I never saw the problem as 'that' bad. Yes, we talked about the fact that I played a lot, and that I should prioritise my time a little better; but I was getting all things asked of me done so what was the big deal? Moving out of country and further away from family definitely slowed my playing. We had a whole new world to enjoy and my wife and I were pretty much in a new area alone to adapt. Still played though. Then I got to see the power of games first hand from someone I had known for a quite a long time. I had played games with this person a lot, and got to know them fairly well. But actually seeing their gaming habits made me look, more than once, at what I had been doing. This person had been living a life very similar to mine in the fact that they played games, and I felt that I was playing about as much as them. When I saw how much that actually was and how distracted they were, disconnected from the rest of the people around them when playing, I knew that I had to get a hold of my own gaming.

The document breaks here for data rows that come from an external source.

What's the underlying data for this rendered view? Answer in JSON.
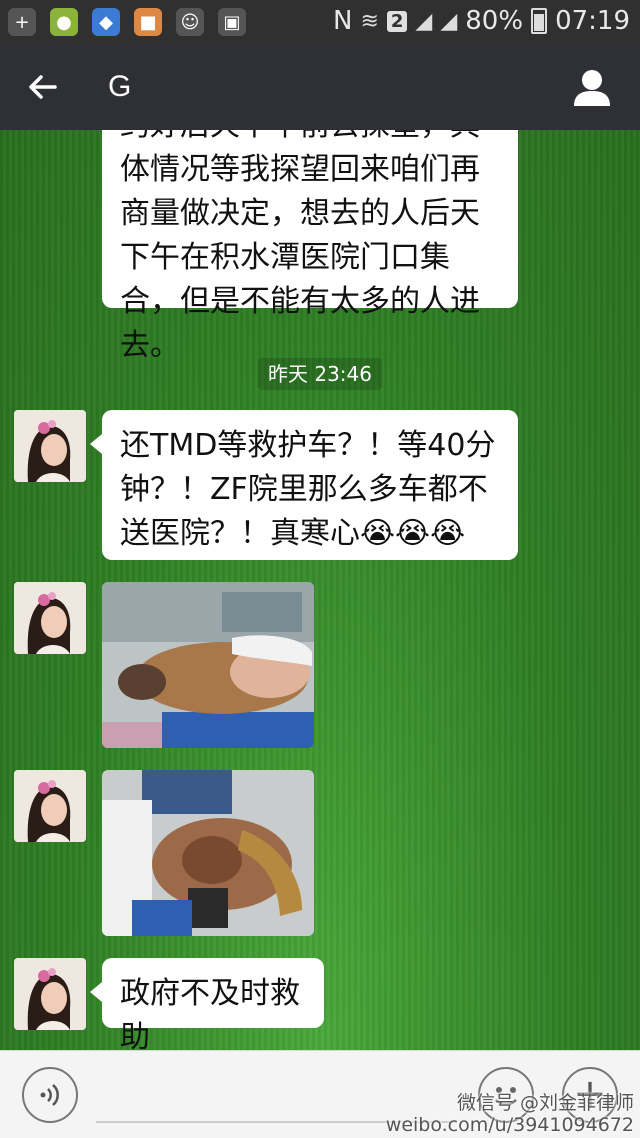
{
  "status_bar": {
    "network": "N",
    "sim_badge": "2",
    "battery": "80%",
    "time": "07:19"
  },
  "header": {
    "back_icon": "arrow-left-icon",
    "title": "G",
    "profile_icon": "person-icon"
  },
  "messages": [
    {
      "type": "text",
      "side": "left",
      "text": "约好后天下午前去探望，具体情况等我探望回来咱们再商量做决定，想去的人后天下午在积水潭医院门口集合，但是不能有太多的人进去。"
    },
    {
      "type": "timestamp",
      "text": "昨天 23:46"
    },
    {
      "type": "text",
      "side": "left",
      "text": "还TMD等救护车？！等40分钟？！ZF院里那么多车都不送医院？！真寒心",
      "emoji": "😭😭😭"
    },
    {
      "type": "image",
      "side": "left",
      "icon": "photo-icon"
    },
    {
      "type": "image",
      "side": "left",
      "icon": "photo-icon"
    },
    {
      "type": "text",
      "side": "left",
      "text": "政府不及时救助"
    }
  ],
  "input_bar": {
    "voice_icon": "voice-icon",
    "emoji_icon": "smiley-icon",
    "plus_icon": "plus-icon"
  },
  "watermark": {
    "line1": "微信号 @刘金菲律师",
    "line2": "weibo.com/u/3941094672"
  },
  "colors": {
    "status_bar": "#303030",
    "title_bar": "#2e3036",
    "bubble": "#ffffff",
    "grass": "#2f7a22"
  }
}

It took a bit of time, maybe a month or so to delicately ease my way out of Thresh. I didn't want to just leave it, as I have made many friends there and interacted with a number of them on a daily basis. Just disappearing one day without a word would not really cut it. I at least would like to think I didn't leave on a dime. I got a little roleplaying in before I left. Now it has been a few months that I've played for more than an hour, and probably a few weeks that I have not even logged in. I don't particularly miss it and enjoy the 'spare' time I now have to be with my wife and rub her belly and get kicked back by it.
In all, I haven't stopped playing games though. Started playing Minecraft with the neighbours kid. It's a lot of fun and it's more of a let's see what we can do/build today and not a never ending drama of things.